Diese 10 Serien machen uns zu besseren Eltern

Sogar die Psychologin bestätigt, dass Filme uns einen Spiegel vorhalten, der uns zum Nachdenken bringt.

von Daniela Davidovits

Die Szene aus der Serie „Modern Family“ geht allen Eltern nahe: Mama und Papa bringen ihre Tochter zur Uni, begleiten sie ins Studentenheim, wollen sich gar nicht verabschieden – bis die Tochter sie einfach hinausbefördert. Der Moment mag komisch sein, aber die Situation ist ernst. Viele Serien zeigen Eltern an diesem Punkt, wo sie loslassen müssen. Ein zentrales Thema für Familien.Buchautor Jochen Till sieht in den Serien eine Vorbereitung auf das Leben: In „Warum Seriengucken uns zu besseren Eltern  macht“ (Trias Verlag, 15,59 €) bringt er Beispiele, wie Eltern so den Umgang mit ihren Kindern lernen können. Für Psychologin Martina Bienenstein können die oft überspitzten Szenen in den witzigen Unterhaltungsserien eine gute Gelegenheit sein, das eigene Elternverhalten zu reflektieren (siehe Interview unten).

Der KURIER hat 10 Serien angeschaut, die Eltern inspirieren können. Sie laufen im TV oder bei Streaming-Diensten, bei einigen kommen demnächst neue Folgen heraus.

Modern Family

Mit dieser Serie alleine könnte man ein Ratgeber-Buch schreiben. Die Mutter mit Kontroll-Wahn. Mama geht wieder arbeiten. Wer hat zu Hause die Hosen an? Wie geht man um mit dem superschlauen und dem ziemlich dummen Kind? Wie viel Freiheit muss man einem Teenager bei seinen Entscheidungen lassen?  Wie bespreche ich ein heikles Thema mit meinem kleinen, mittleren oder großen Kind? Wie sind die Beziehungen zu den Großeltern? Hier werden alle wichtigen Themen abgehandelt. Wichtige Szenen werden von den Schauspielern in ihrer Rolle in Richtung Kamera kommentiert wie bei einem Interview, daher kommt die Genre-Bezeichnung „mockumentary“ (von „mock“ – Parodie – und Dokumentarfilm).
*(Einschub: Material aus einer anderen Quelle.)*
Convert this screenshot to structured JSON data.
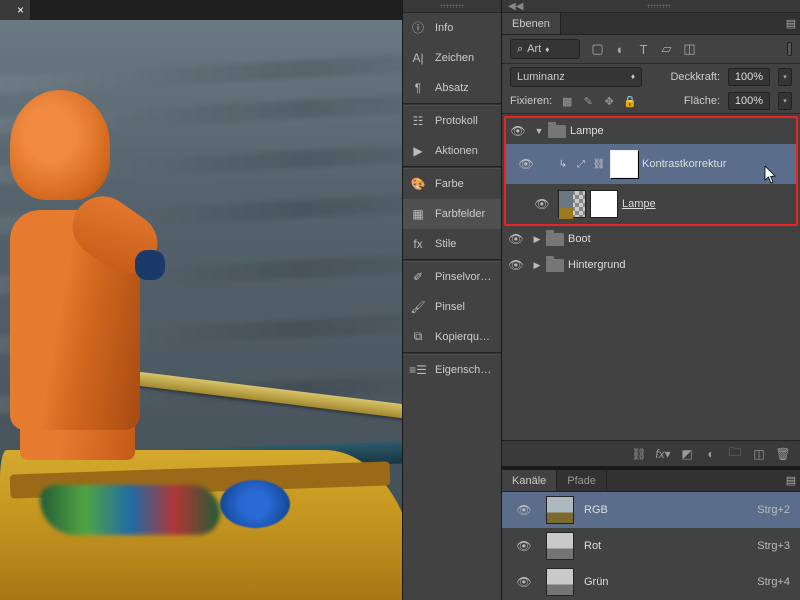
{
  "sidebar": {
    "items": [
      {
        "icon": "ⓘ",
        "label": "Info"
      },
      {
        "icon": "A|",
        "label": "Zeichen"
      },
      {
        "icon": "¶",
        "label": "Absatz"
      },
      {
        "sep": true
      },
      {
        "icon": "☷",
        "label": "Protokoll"
      },
      {
        "icon": "▶",
        "label": "Aktionen"
      },
      {
        "sep": true
      },
      {
        "icon": "🎨",
        "label": "Farbe"
      },
      {
        "icon": "▦",
        "label": "Farbfelder",
        "active": true
      },
      {
        "icon": "fx",
        "label": "Stile"
      },
      {
        "sep": true
      },
      {
        "icon": "✐",
        "label": "Pinselvorga..."
      },
      {
        "icon": "🖌",
        "label": "Pinsel"
      },
      {
        "icon": "⧉",
        "label": "Kopierquelle"
      },
      {
        "sep": true
      },
      {
        "icon": "≡☰",
        "label": "Eigenschaft..."
      }
    ]
  },
  "layers_panel": {
    "tab_label": "Ebenen",
    "filter_label": "Art",
    "blend_mode": "Luminanz",
    "opacity_label": "Deckkraft:",
    "opacity_value": "100%",
    "lock_label": "Fixieren:",
    "fill_label": "Fläche:",
    "fill_value": "100%",
    "groups": {
      "lampe": "Lampe",
      "adjustment": "Kontrastkorrektur",
      "lampe_layer": "Lampe",
      "boot": "Boot",
      "hintergrund": "Hintergrund"
    }
  },
  "channels_panel": {
    "tab_labels": [
      "Kanäle",
      "Pfade"
    ],
    "channels": [
      {
        "name": "RGB",
        "shortcut": "Strg+2",
        "selected": true,
        "color": true
      },
      {
        "name": "Rot",
        "shortcut": "Strg+3"
      },
      {
        "name": "Grün",
        "shortcut": "Strg+4"
      }
    ]
  }
}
In seinem Kapitel über das Essen nennt Jochen Till daher ein Beispiel aus dem Hause Pritchett: Familien-Patriarch Jay will seinem Ziehsohn Manny eine Lektion erteilen und ihn zwingen, beim Essen auch eine saure Gurke zu kosten. Bis dahin muss er sitzenbleiben. Doch seine temperamentvolle und sehr intuitive Frau Gloria hält nichts von dieser Methode. Und ohne in eine Grundsatzdebatte einzusteigen, gibt sie ihrem Mann auch eine Herausforderung: Er bleibt solange sitzen, bis er von der kolumbianischen Blutwurst ihrer Mutter gekostet hat. So schnell erkennt man die Grenzen der eigenen Erziehung. Die Schlusspointe kommt im wahren Leben vermutlich nicht vor. Manny isst in einem unbeobachteten Moment die saure Gurke. Und den Machtkampf hat er auch gewonnen.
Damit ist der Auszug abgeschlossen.